En la voz de Stannis no había afecto alguno. Siempre se había sentido incómodo en compañía de mujeres, incluso de su esposa. Cuando fue a Desembarco del Rey para ocupar un puesto en el Consejo de Robert, dejó a Selyse y a su hija en Rocadragón. Escribió pocas cartas e hizo aún menos visitas. Cumplía con sus deberes en el lecho conyugal una o dos veces al año, pero aquello no le proporcionaba placer, y los hijos varones que tanto esperaba nunca llegaron.

—Mis hermanos, tíos y primos tienen ejércitos —replicó ella—. La Casa Florent servirá bajo tu estandarte.

—La Casa Florent apenas si puede reunir dos mil espadas. —Se decía que Stannis conocía las fuerzas de cada una de las casas de los Siete Reinos—. Y tienes mucha más fe que yo en tus hermanos y tíos, mi señora.

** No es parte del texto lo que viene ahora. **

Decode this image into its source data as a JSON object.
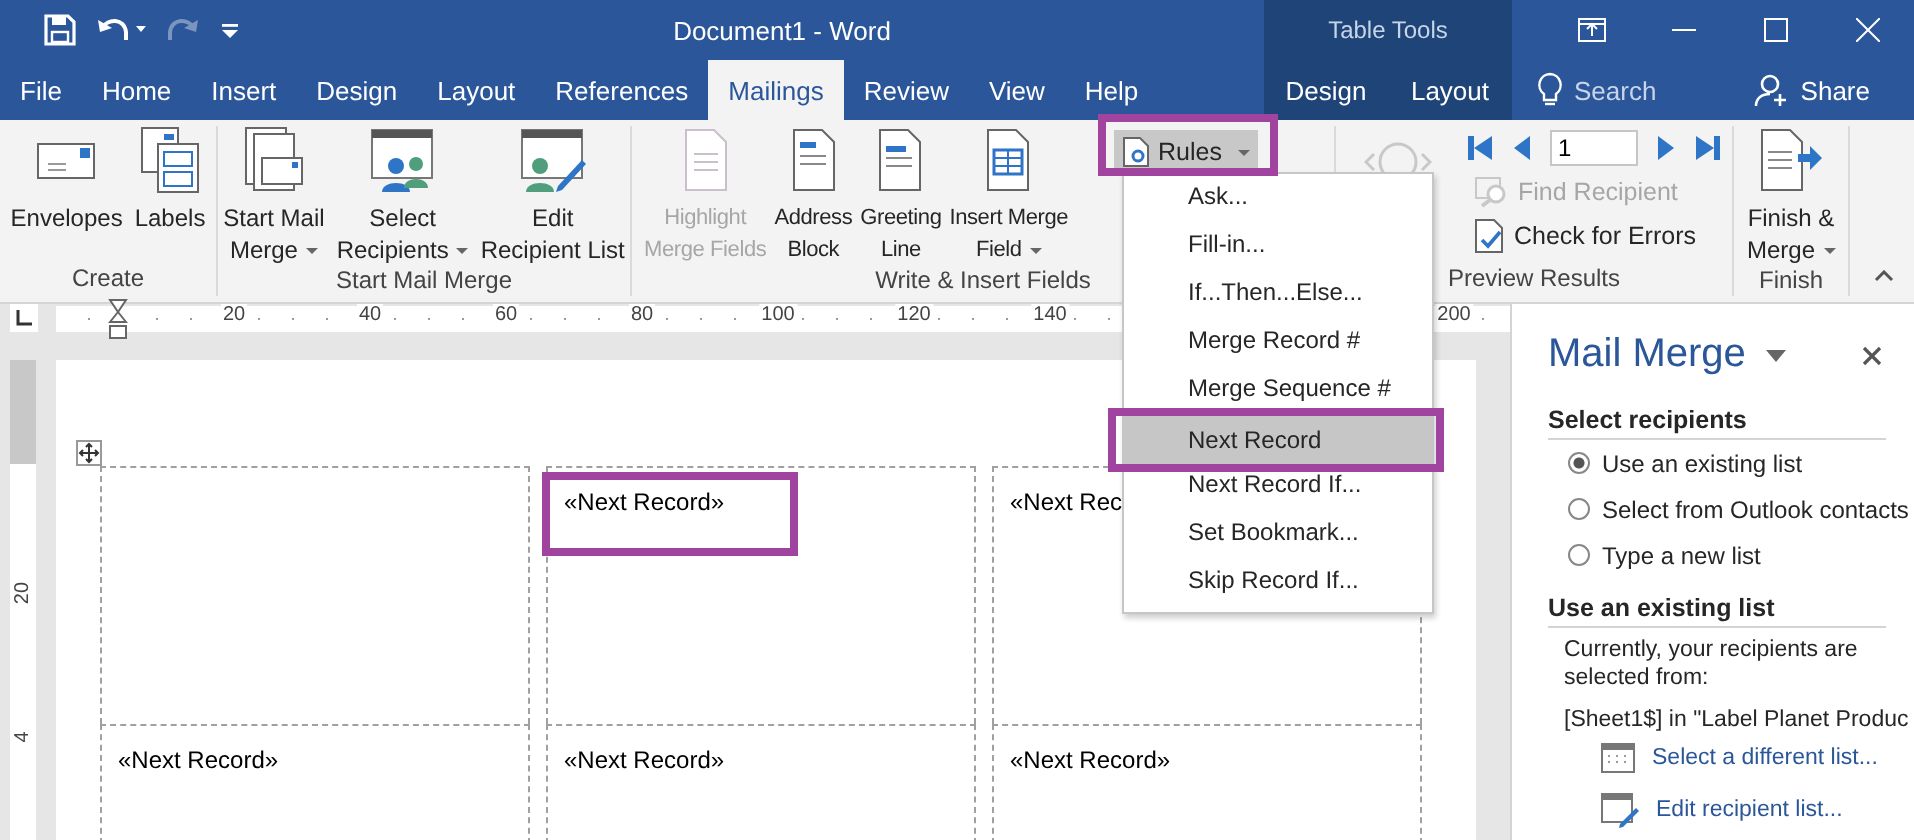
{
  "window": {
    "title": "Document1 - Word",
    "context_label": "Table Tools"
  },
  "tabs": [
    {
      "label": "File",
      "selected": false,
      "contextual": false
    },
    {
      "label": "Home",
      "selected": false,
      "contextual": false
    },
    {
      "label": "Insert",
      "selected": false,
      "contextual": false
    },
    {
      "label": "Design",
      "selected": false,
      "contextual": false
    },
    {
      "label": "Layout",
      "selected": false,
      "contextual": false
    },
    {
      "label": "References",
      "selected": false,
      "contextual": false
    },
    {
      "label": "Mailings",
      "selected": true,
      "contextual": false
    },
    {
      "label": "Review",
      "selected": false,
      "contextual": false
    },
    {
      "label": "View",
      "selected": false,
      "contextual": false
    },
    {
      "label": "Help",
      "selected": false,
      "contextual": false
    },
    {
      "label": "Design",
      "selected": false,
      "contextual": true
    },
    {
      "label": "Layout",
      "selected": false,
      "contextual": true
    }
  ],
  "tell_me": {
    "placeholder": "Search"
  },
  "share": "Share",
  "ribbon_groups": [
    {
      "kind": "large",
      "label": "Create",
      "buttons": [
        {
          "kind": "envelope",
          "lines": [
            "Envelopes"
          ],
          "dropdown": false,
          "disabled": false
        },
        {
          "kind": "labels",
          "lines": [
            "Labels"
          ],
          "dropdown": false,
          "disabled": false
        }
      ]
    },
    {
      "kind": "large",
      "label": "Start Mail Merge",
      "buttons": [
        {
          "kind": "start-merge",
          "lines": [
            "Start Mail",
            "Merge"
          ],
          "dropdown": true,
          "disabled": false
        },
        {
          "kind": "select-recipients",
          "lines": [
            "Select",
            "Recipients"
          ],
          "dropdown": true,
          "disabled": false
        },
        {
          "kind": "edit-list",
          "lines": [
            "Edit",
            "Recipient List"
          ],
          "dropdown": false,
          "disabled": false
        }
      ]
    },
    {
      "kind": "large",
      "label": "Write & Insert Fields",
      "buttons": [
        {
          "kind": "highlight",
          "lines": [
            "Highlight",
            "Merge Fields"
          ],
          "dropdown": false,
          "disabled": true
        },
        {
          "kind": "address",
          "lines": [
            "Address",
            "Block"
          ],
          "dropdown": false,
          "disabled": false
        },
        {
          "kind": "greeting",
          "lines": [
            "Greeting",
            "Line"
          ],
          "dropdown": false,
          "disabled": false
        },
        {
          "kind": "insert-field",
          "lines": [
            "Insert Merge",
            "Field"
          ],
          "dropdown": true,
          "disabled": false
        }
      ],
      "small_buttons": [
        {
          "kind": "rules",
          "label": "Rules",
          "dropdown": true,
          "pressed": true
        }
      ]
    },
    {
      "kind": "preview",
      "label": "Preview Results",
      "preview_disabled": true,
      "record": "1",
      "find": {
        "label": "Find Recipient",
        "disabled": true
      },
      "check": {
        "label": "Check for Errors",
        "disabled": false
      }
    },
    {
      "kind": "large",
      "label": "Finish",
      "buttons": [
        {
          "kind": "finish",
          "lines": [
            "Finish &",
            "Merge"
          ],
          "dropdown": true,
          "disabled": false
        }
      ]
    }
  ],
  "rules_menu": {
    "items": [
      {
        "label": "Ask...",
        "selected": false
      },
      {
        "label": "Fill-in...",
        "selected": false
      },
      {
        "label": "If...Then...Else...",
        "selected": false
      },
      {
        "label": "Merge Record #",
        "selected": false
      },
      {
        "label": "Merge Sequence #",
        "selected": false
      },
      {
        "label": "Next Record",
        "selected": true
      },
      {
        "label": "Next Record If...",
        "selected": false
      },
      {
        "label": "Set Bookmark...",
        "selected": false
      },
      {
        "label": "Skip Record If...",
        "selected": false
      }
    ]
  },
  "ruler": {
    "h_labels": [
      "20",
      "40",
      "60",
      "80",
      "100",
      "120",
      "140",
      "200"
    ],
    "v_labels": [
      "20",
      "4"
    ]
  },
  "table": {
    "rows": [
      {
        "cells": [
          {},
          {
            "text": "«Next Record»"
          },
          {
            "text": "«Next Rec"
          }
        ]
      },
      {
        "cells": [
          {
            "text": "«Next Record»"
          },
          {
            "text": "«Next Record»"
          },
          {
            "text": "«Next Record»"
          }
        ]
      }
    ]
  },
  "task_pane": {
    "title": "Mail Merge",
    "select_heading": "Select recipients",
    "options": [
      {
        "label": "Use an existing list",
        "selected": true
      },
      {
        "label": "Select from Outlook contacts",
        "selected": false
      },
      {
        "label": "Type a new list",
        "selected": false
      }
    ],
    "list_heading": "Use an existing list",
    "description": "Currently, your recipients are selected from:",
    "source": "[Sheet1$] in \"Label Planet Produc",
    "links": [
      {
        "kind": "select-list",
        "label": "Select a different list..."
      },
      {
        "kind": "edit-list",
        "label": "Edit recipient list..."
      }
    ]
  }
}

Las tierras de Florent están demasiado cercanas a Altojardín para que tu señor tío se arriesgue a incurrir en la ira de Mace Tyrell.

—Hay otra posibilidad. —Lady Selyse se acercó—. Mira por las ventanas, mi señor. Ahí está la señal que aguardabas, grabada en el cielo. Es roja, del rojo de las llamas, roja como el corazón ardiente del dios verdadero. Es su estandarte… ¡y también el tuyo! Mira, surca los cielos como el aliento llameante de un dragón. Y tú eres el señor de Rocadragón. Significa que ha llegado tu momento, Alteza. Es tal como te digo. Significa que debes zarpar de esta roca desolada, como hizo en su momento Aegon el Conquistador, para arrasarlo todo a tu paso igual que él. Sólo tienes que dar la orden y abrazar el poder del Señor de la Luz.

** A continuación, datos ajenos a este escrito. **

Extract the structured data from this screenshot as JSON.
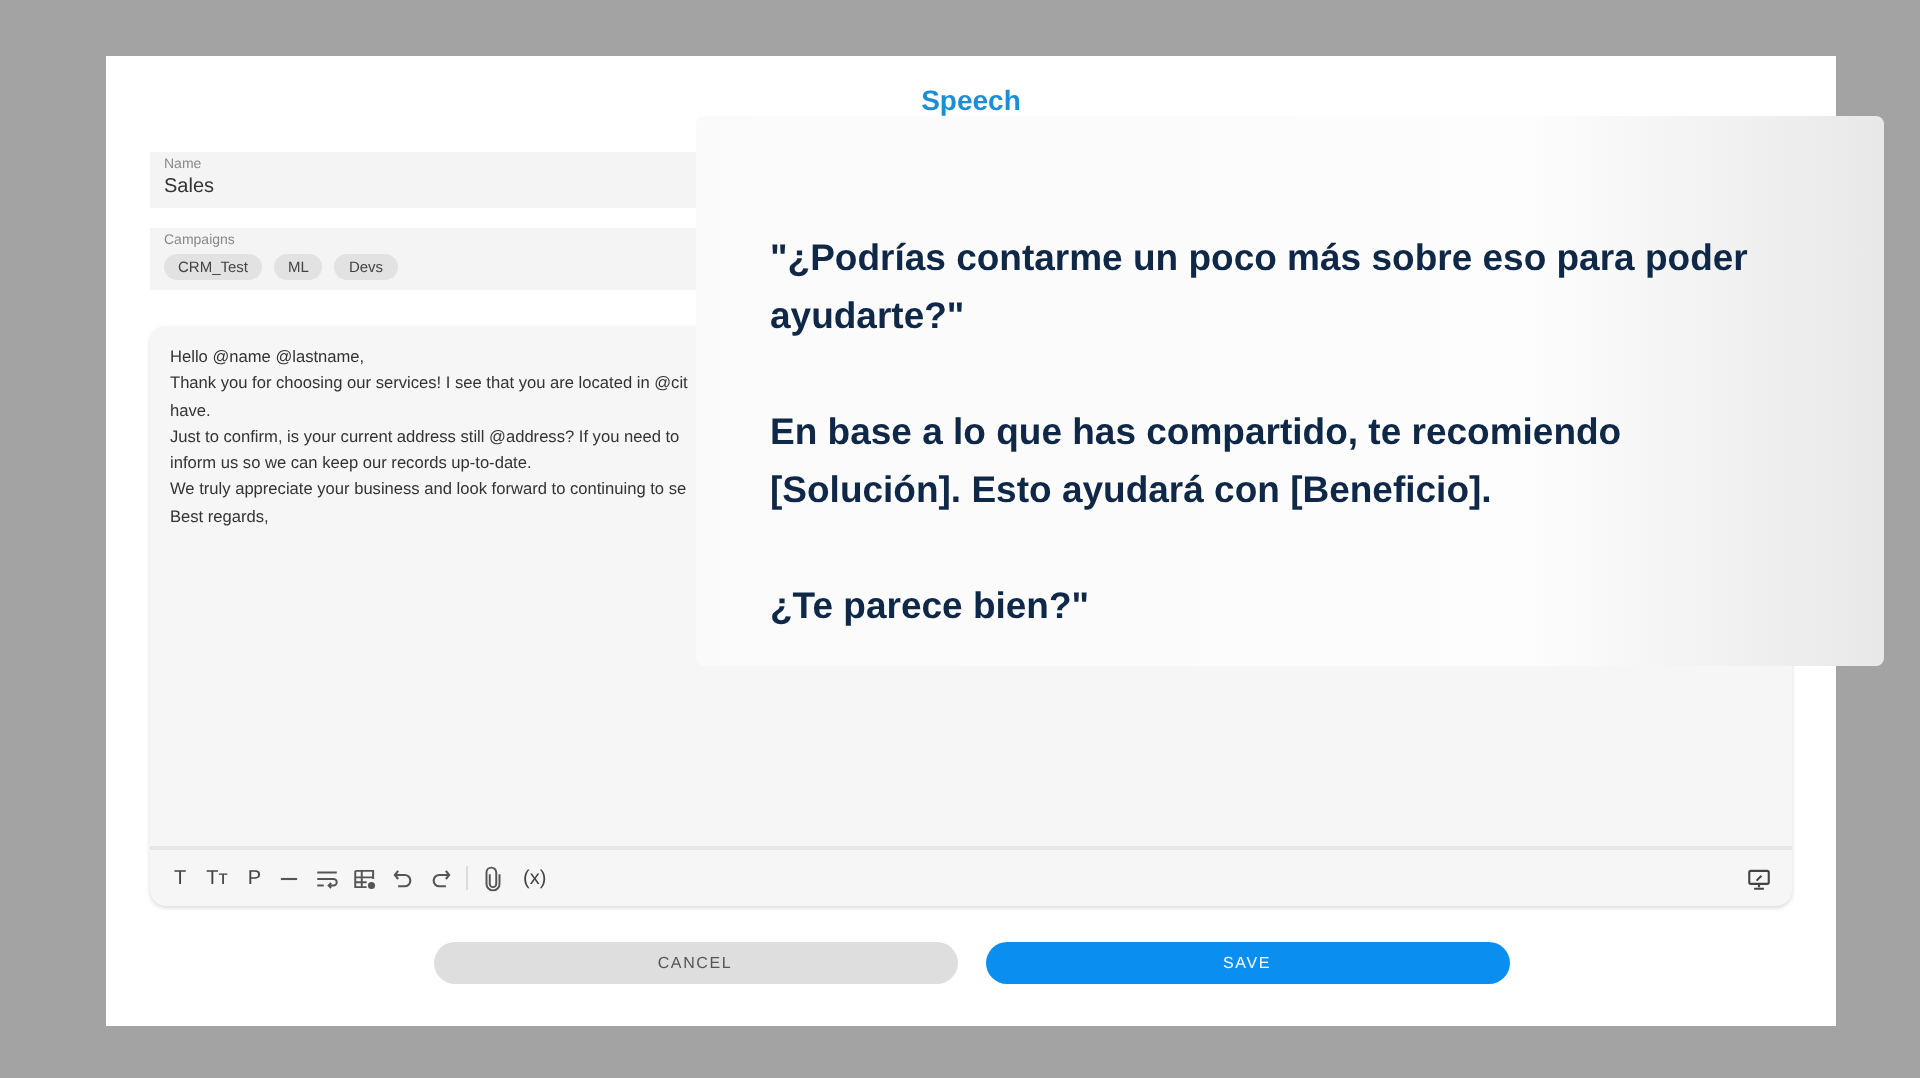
{
  "dialog": {
    "title": "Speech"
  },
  "name_field": {
    "label": "Name",
    "value": "Sales"
  },
  "campaigns": {
    "label": "Campaigns",
    "chips": [
      "CRM_Test",
      "ML",
      "Devs"
    ]
  },
  "editor": {
    "lines": [
      "Hello @name @lastname,",
      "Thank you for choosing our services! I see that you are located in @cit",
      "have.",
      "Just to confirm, is your current address still @address? If you need to",
      "inform us so we can keep our records up-to-date.",
      "We truly appreciate your business and look forward to continuing to se",
      "Best regards,"
    ],
    "toolbar": [
      {
        "kind": "text",
        "label": "T"
      },
      {
        "kind": "text",
        "label": "Tт"
      },
      {
        "kind": "text",
        "label": "P"
      },
      {
        "kind": "dash"
      },
      {
        "kind": "wrap"
      },
      {
        "kind": "table"
      },
      {
        "kind": "undo"
      },
      {
        "kind": "redo"
      },
      {
        "kind": "divider"
      },
      {
        "kind": "attach"
      },
      {
        "kind": "text",
        "label": "(x)"
      }
    ],
    "toolbar_right": [
      {
        "kind": "monitor"
      }
    ]
  },
  "buttons": [
    {
      "label": "CANCEL",
      "kind": "secondary"
    },
    {
      "label": "SAVE",
      "kind": "primary"
    }
  ],
  "callout": {
    "paragraphs": [
      "\"¿Podrías contarme un poco más sobre eso para poder ayudarte?\"",
      "En base a lo que has compartido, te recomiendo [Solución]. Esto ayudará con [Beneficio].",
      "¿Te parece bien?\""
    ]
  }
}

—¿Cuántas espadas pondrá en mi mano el Señor de la Luz? —exigió Stannis de nuevo.

—Tantas como necesites —le prometió su esposa—. Para empezar, las espadas de Bastión de Tormentas y las de Altojardín, y las de todos sus señores vasallos.

—Davos no opina lo mismo —replicó Stannis—. Esas espadas han jurado lealtad a Renly. Adoran a mi hermano pequeño, con todo su encanto, igual que adoraban a Robert… y como nunca me adorarán a mí.

—Sí —dijo ella—. Pero si Renly muriera…

Stannis miró a su esposa con los ojos entrecerrados durante largo rato, hasta que Cressen no pudo guardar silencio.

—Eso no hay ni que pensarlo, Alteza. Pese a las tonterías que ha hecho Renly…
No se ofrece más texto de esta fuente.